# Hi !!!



## Ben.M (Apr 18, 2007)

Hi, im a bit late because my computer hasnt been working very well but here i am,

I luv keeping mantids and i luv mantids in general  

I keep, dead leafs, ghosts, giant asian, sphod...viridis, spiney flower mantis + a few more and my collection is growing  

Thanx,

Ben.M 8)


----------



## Rick (Apr 18, 2007)

Welcome Ben.


----------



## OGIGA (Apr 18, 2007)

Welcome, Ben.M!


----------



## robo mantis (Apr 18, 2007)

Welcome Ben


----------



## hibiscusmile (Apr 18, 2007)

Hello , u have a lot of pets, whats yur favorite?


----------



## Ian (Apr 19, 2007)

Aha, good to see you arrive Ben!

Speak to you soon


----------



## Ben.M (Apr 19, 2007)

> Hello , u have a lot of pets, whats yur favorite?
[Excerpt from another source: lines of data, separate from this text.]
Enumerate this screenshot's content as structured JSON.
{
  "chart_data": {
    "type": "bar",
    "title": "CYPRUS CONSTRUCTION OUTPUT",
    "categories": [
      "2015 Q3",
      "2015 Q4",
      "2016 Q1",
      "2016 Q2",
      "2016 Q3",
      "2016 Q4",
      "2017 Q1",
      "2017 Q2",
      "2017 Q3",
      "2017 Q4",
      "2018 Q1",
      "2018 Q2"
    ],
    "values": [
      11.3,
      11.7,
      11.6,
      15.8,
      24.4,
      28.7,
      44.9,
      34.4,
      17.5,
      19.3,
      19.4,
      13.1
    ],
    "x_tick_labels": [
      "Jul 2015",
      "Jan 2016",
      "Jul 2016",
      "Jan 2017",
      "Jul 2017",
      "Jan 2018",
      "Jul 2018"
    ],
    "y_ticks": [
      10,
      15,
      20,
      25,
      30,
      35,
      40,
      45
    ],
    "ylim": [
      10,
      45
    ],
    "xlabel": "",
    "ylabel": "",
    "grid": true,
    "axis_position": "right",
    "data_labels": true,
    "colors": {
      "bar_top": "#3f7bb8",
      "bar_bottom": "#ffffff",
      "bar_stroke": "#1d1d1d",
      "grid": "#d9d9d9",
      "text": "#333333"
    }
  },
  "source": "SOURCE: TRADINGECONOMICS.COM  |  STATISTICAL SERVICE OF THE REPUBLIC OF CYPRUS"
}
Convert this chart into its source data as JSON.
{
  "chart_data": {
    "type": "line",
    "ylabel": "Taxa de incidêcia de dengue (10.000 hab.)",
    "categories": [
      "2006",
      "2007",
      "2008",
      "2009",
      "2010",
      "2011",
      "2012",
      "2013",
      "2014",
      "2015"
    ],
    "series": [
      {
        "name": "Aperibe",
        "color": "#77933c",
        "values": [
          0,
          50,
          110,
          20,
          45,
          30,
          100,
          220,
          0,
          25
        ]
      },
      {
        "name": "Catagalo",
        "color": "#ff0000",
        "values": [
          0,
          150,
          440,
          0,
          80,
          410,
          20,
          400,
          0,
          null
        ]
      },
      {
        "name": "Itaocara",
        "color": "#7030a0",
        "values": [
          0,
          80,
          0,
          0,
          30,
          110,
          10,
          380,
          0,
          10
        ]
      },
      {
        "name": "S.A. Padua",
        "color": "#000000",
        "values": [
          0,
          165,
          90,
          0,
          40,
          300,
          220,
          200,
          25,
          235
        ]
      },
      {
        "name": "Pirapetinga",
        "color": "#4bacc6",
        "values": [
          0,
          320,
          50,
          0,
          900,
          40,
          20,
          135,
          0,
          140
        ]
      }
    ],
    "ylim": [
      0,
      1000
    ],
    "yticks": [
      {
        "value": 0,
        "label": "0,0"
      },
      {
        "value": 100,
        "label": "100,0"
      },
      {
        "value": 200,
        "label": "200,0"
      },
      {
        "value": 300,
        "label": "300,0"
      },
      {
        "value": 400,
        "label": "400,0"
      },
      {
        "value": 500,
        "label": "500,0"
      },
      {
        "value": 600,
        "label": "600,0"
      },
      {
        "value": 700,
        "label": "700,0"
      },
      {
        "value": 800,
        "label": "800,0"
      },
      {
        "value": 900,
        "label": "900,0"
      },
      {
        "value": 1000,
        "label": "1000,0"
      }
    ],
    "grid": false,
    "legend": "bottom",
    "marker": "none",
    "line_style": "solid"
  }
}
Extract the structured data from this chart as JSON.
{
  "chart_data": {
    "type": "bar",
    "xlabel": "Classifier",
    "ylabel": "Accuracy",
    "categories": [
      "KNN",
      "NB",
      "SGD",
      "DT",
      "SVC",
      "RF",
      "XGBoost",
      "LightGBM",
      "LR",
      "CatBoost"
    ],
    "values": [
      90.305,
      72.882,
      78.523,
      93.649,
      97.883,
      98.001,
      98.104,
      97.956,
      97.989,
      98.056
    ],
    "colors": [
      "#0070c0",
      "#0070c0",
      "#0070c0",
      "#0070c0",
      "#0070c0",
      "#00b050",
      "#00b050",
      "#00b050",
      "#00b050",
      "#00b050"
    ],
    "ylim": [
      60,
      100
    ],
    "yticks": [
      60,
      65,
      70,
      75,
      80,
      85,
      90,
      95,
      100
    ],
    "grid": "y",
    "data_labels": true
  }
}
My favourite mantis is prob's Dead leaf, i just luv their colouring,

She's my pretty lil girl,







But she doesnt stop moving around so the male hasnt had chance to mate her, she already layed a unfertilised ootheca :?


----------



## OGIGA (Apr 19, 2007)

> But she doesnt stop moving around so the male hasnt had chance to mate her, she already layed a unfertilised ootheca :?


Aww, sad. I'm probably going to end up with several of those. My male mantis is sloooow.


----------



## ellroy (Apr 19, 2007)

Hi Ben,

Good luck with the Dero's!

Welcome to the forum,

Alan


----------



## luketheluke (Apr 23, 2007)

helloooo and welcome Ben


----------